I’ve been fairly interested in python and multithread programming recently, so I decided “what better way to learn it than to try and teach it?”, and so here it is: a simplified explanation to python threads, what are they, how to create one, the advantages and ways to communicate between threads. This will be kind of a spin-off of the “A basic introduction” series about programming languages and tools I’ve been creating. If you wanna learn about the basics of python, read this article.
What Are Threads?
Think of a program like a Beehive, and the thread as its bees. The important parts of it will be run by the queen, or in our case the main thread, while minor, background or side things can run in parallel, by a tiny work bee or a group of them.
This is basically the idea behind threads: a simple way to parallelize work, breaking a big task into multiple independent ones and then sharing those between “worker units” that will run them, making more efficient use of multi-core processors.
Why Use Threads?
This is a question some people have when they first learn about this topic. Why use multiple threads? Can’t I run it all in the main part of a program?
The answer for that is yes, but sometimes you shouldn’t. For example: Say you have to iterate through an array, with just 100 elements. That can be done faster than the blink of an eye by any modern programming language. However, scale that to 100 BILLION, and now that will take forever, even if written in Rust. Now, if you split those 100 billion elements between 12 threads, the iteration now runs about 12 times faster.
Similarly, some tasks like I/O(read and write to disk, for example) will block a thread at particular points. So spawning more of them to do the task guarantees that you’re reaching a higher amount of operations per second.
How to Use Threads in Python
In python, we will use a standard library called threading
to work with threads. It already comes with the default interpreter, so no need to download anything else. Here’s how it works:
Step 1: Import the threading Library
To get started, you need to import the threading
library:
import threading
Step 2: Create a Thread
Now, you can create a thread by defining a function and passing it to the Thread
class:
def my_function():
# Code to be executed by the thread goes here
my_thread = threading.Thread(target=my_function)
Step 3: Start the Thread
Once you’ve created a thread, you need to start it using the start()
method:
my_thread.start()
This initiates the execution of my_function
in a separate thread.
Step 4: Wait for the Thread to Finish (Optional)
If you want to wait for the thread to finish before proceeding in the main body of your program, you can use the join()
method:
my_thread.join()
This ensures that your main program waits for my_thread
to complete its work.
Step 5: Putting It All Together
Here’s a complete example of using threads in Python:
import threading
def print_numbers():
for i in range(1, 6):
print(f"Number: {i}")
def print_letters():
for letter in 'abcde':
print(f"Letter: {letter}")
# Create two threads
thread1 = threading.Thread(target=print_numbers)
thread2 = threading.Thread(target=print_letters)
# Start the threads
thread1.start()
thread2.start()
# Wait for both threads to finish
thread1.join()
thread2.join()
print("Both threads have finished.")
In this example, print_numbers
and print_letters
are executed concurrently in separate threads.
Communication Between Threads
You’ll need a way to communicate between threads if you hope to accomplish any slightly complex task.

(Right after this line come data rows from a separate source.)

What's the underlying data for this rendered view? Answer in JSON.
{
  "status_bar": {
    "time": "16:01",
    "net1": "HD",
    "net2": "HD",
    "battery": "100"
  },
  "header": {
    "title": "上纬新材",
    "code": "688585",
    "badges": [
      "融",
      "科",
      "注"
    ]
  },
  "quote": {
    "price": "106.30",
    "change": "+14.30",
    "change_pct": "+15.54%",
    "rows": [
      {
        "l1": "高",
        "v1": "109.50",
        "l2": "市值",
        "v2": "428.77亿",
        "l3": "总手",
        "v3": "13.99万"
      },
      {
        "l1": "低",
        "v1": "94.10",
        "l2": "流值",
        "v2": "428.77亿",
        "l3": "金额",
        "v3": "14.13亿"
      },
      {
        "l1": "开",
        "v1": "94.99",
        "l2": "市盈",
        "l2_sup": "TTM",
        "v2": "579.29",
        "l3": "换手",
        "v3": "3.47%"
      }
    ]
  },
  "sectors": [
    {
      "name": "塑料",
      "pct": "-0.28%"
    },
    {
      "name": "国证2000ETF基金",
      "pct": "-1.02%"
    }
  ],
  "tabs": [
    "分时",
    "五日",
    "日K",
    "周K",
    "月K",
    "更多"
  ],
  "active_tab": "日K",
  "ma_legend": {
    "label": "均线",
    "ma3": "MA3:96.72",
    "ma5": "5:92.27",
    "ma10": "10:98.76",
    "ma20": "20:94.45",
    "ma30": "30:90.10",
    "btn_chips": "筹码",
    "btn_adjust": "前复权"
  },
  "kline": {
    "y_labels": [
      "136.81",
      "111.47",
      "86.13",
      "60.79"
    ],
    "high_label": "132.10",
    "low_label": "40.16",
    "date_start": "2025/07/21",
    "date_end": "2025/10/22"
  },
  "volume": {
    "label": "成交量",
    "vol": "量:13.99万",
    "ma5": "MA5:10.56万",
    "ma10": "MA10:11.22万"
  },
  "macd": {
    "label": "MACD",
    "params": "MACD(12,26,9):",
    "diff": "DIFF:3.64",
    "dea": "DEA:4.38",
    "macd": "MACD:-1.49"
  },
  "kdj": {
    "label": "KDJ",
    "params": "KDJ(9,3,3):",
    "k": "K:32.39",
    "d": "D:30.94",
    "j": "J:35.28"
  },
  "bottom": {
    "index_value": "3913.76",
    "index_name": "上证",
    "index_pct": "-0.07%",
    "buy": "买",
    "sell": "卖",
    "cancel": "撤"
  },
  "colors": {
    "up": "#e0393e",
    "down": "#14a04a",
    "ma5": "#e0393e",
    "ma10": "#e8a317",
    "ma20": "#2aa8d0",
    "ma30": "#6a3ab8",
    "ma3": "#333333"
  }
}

In Python, you can use various tools to help threads share information and work together effectively. Let’s explore two common ways to do this:
1. Shared Data (Simple Variables)
Imagine you have two threads, Thread A and Thread B, and you want them to cooperate by sharing some information.
Example: Suppose both threads need to keep track of a shared counter.

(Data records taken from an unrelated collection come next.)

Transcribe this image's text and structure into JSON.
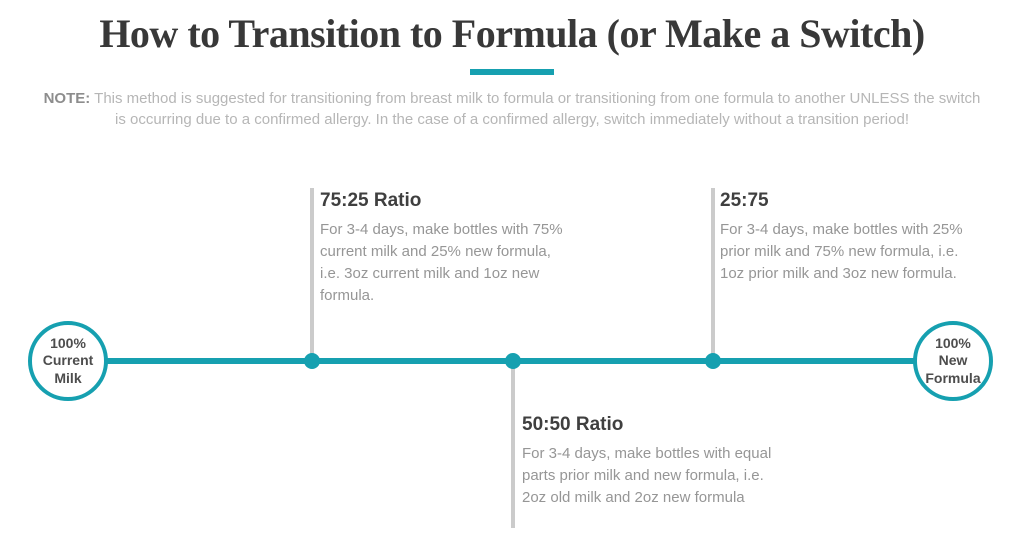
{
  "colors": {
    "teal": "#16a0b0",
    "connector": "#cbcbcb",
    "title": "#383838",
    "heading": "#3f3f3f",
    "body": "#969696",
    "note": "#b6b6b6",
    "note_label": "#8d8d8d",
    "node_text": "#4d4d4d"
  },
  "header": {
    "title": "How to Transition to Formula (or Make a Switch)",
    "note_label": "NOTE:",
    "note_text": "This method is suggested for transitioning from breast milk to formula or transitioning from one formula to another UNLESS the switch is occurring due to a confirmed allergy. In the case of a confirmed allergy, switch immediately without a transition period!"
  },
  "timeline": {
    "start_label": "100%\nCurrent\nMilk",
    "end_label": "100%\nNew\nFormula",
    "milestones": [
      {
        "title": "75:25 Ratio",
        "position": "above",
        "description": "For 3-4 days, make bottles with 75% current milk and 25% new formula, i.e. 3oz current milk and 1oz new formula."
      },
      {
        "title": "50:50 Ratio",
        "position": "below",
        "description": "For 3-4 days, make bottles with equal parts prior milk and new formula, i.e. 2oz old milk and 2oz new formula"
      },
      {
        "title": "25:75",
        "position": "above",
        "description": "For 3-4 days, make bottles with 25% prior milk and 75% new formula, i.e. 1oz prior milk and 3oz new formula."
      }
    ]
  }
}
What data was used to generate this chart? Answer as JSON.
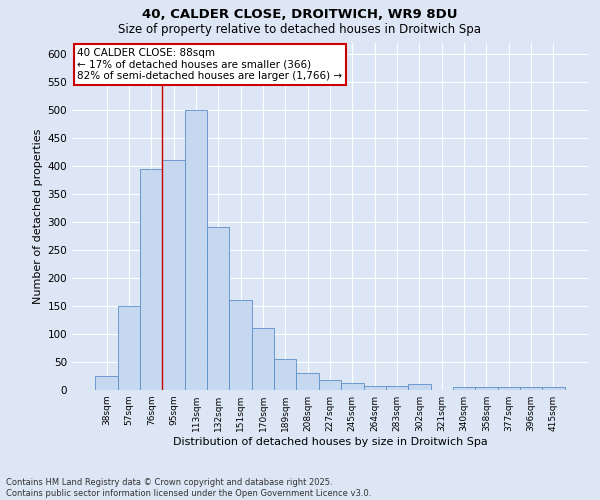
{
  "title_line1": "40, CALDER CLOSE, DROITWICH, WR9 8DU",
  "title_line2": "Size of property relative to detached houses in Droitwich Spa",
  "categories": [
    "38sqm",
    "57sqm",
    "76sqm",
    "95sqm",
    "113sqm",
    "132sqm",
    "151sqm",
    "170sqm",
    "189sqm",
    "208sqm",
    "227sqm",
    "245sqm",
    "264sqm",
    "283sqm",
    "302sqm",
    "321sqm",
    "340sqm",
    "358sqm",
    "377sqm",
    "396sqm",
    "415sqm"
  ],
  "values": [
    25,
    150,
    395,
    410,
    500,
    290,
    160,
    110,
    55,
    30,
    17,
    12,
    8,
    8,
    10,
    0,
    5,
    6,
    6,
    6,
    6
  ],
  "bar_color": "#c5d8f0",
  "bar_edge_color": "#5b8fc9",
  "background_color": "#dde6f5",
  "ylabel": "Number of detached properties",
  "xlabel": "Distribution of detached houses by size in Droitwich Spa",
  "ylim": [
    0,
    620
  ],
  "yticks": [
    0,
    50,
    100,
    150,
    200,
    250,
    300,
    350,
    400,
    450,
    500,
    550,
    600
  ],
  "red_line_x": 2.5,
  "annotation_title": "40 CALDER CLOSE: 88sqm",
  "annotation_line1": "← 17% of detached houses are smaller (366)",
  "annotation_line2": "82% of semi-detached houses are larger (1,766) →",
  "annotation_box_color": "#ffffff",
  "annotation_box_edge": "#cc0000",
  "footnote": "Contains HM Land Registry data © Crown copyright and database right 2025.\nContains public sector information licensed under the Open Government Licence v3.0."
}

- Create a variable (e.g.,
shared_counter
) that both threads can access. - When Thread A or Thread B wants to update the counter, they can simply modify this shared variable.
import threading
shared_counter = 0 # This is the shared variable
def thread_a_function():
global shared_counter
shared_counter += 2 # Thread A increments the counter
def thread_b_function():
global shared_counter
shared_counter -= 1 # Thread B decrements the counter
# Create the threads
thread_a = threading.Thread(target=thread_a_function)
thread_b = threading.Thread(target=thread_b_function)
# Start the threads
thread_a.start()
thread_b.start()
# Wait for both threads to finish
thread_a.join()
thread_b.join()
print(f"Shared counter value: {shared_counter}")
In this example, both Thread A and Thread B can access and modify the shared_counter
variable. Be careful, though, as shared data can lead to race conditions or unexpected behavior if not synchronized properly.
2. Queues (Safe Messaging)
Usually, you want threads to communicate by passing messages securely. This is where queues come into play.
Example: Suppose you have a producer thread that generates data and a consumer thread that processes that data.
Here’s how you can use a queue to facilitate communication:
- Import the
queue
module from Python’s standard library. - Create a queue object that both threads can access.
- The producer thread puts messages (data) into the queue, and the consumer thread retrieves and processes them.
import threading
import queue
# Create a queue
data_queue = queue.Queue()
def producer_thread():
for i in range(1, 6):
data = f"Data {i}"
data_queue.put(data) # Put data into the queue
def consumer_thread():
while True:
data = data_queue.get() # Get data from the queue
if data is None:
break # Exit when there's no more data
print(f"Processing: {data}")
# Create the threads
producer = threading.Thread(target=producer_thread)
consumer = threading.Thread(target=consumer_thread)
# Start the threads
producer.start()
consumer.start()
# Wait for the producer to finish
producer.join()
# Signal the consumer to exit when there's no more data
data_queue.put(None)
consumer.join()
print("Both threads have finished.")
In this example, the producer thread puts data into the data_queue
, and the consumer thread retrieves and processes it safely. Using queues helps prevent issues like data conflicts and ensures smooth communication between threads.
Remember, communication between threads should be well-coordinated to avoid problems like race conditions or deadlocks. These simple techniques can help you make your threads work together efficiently.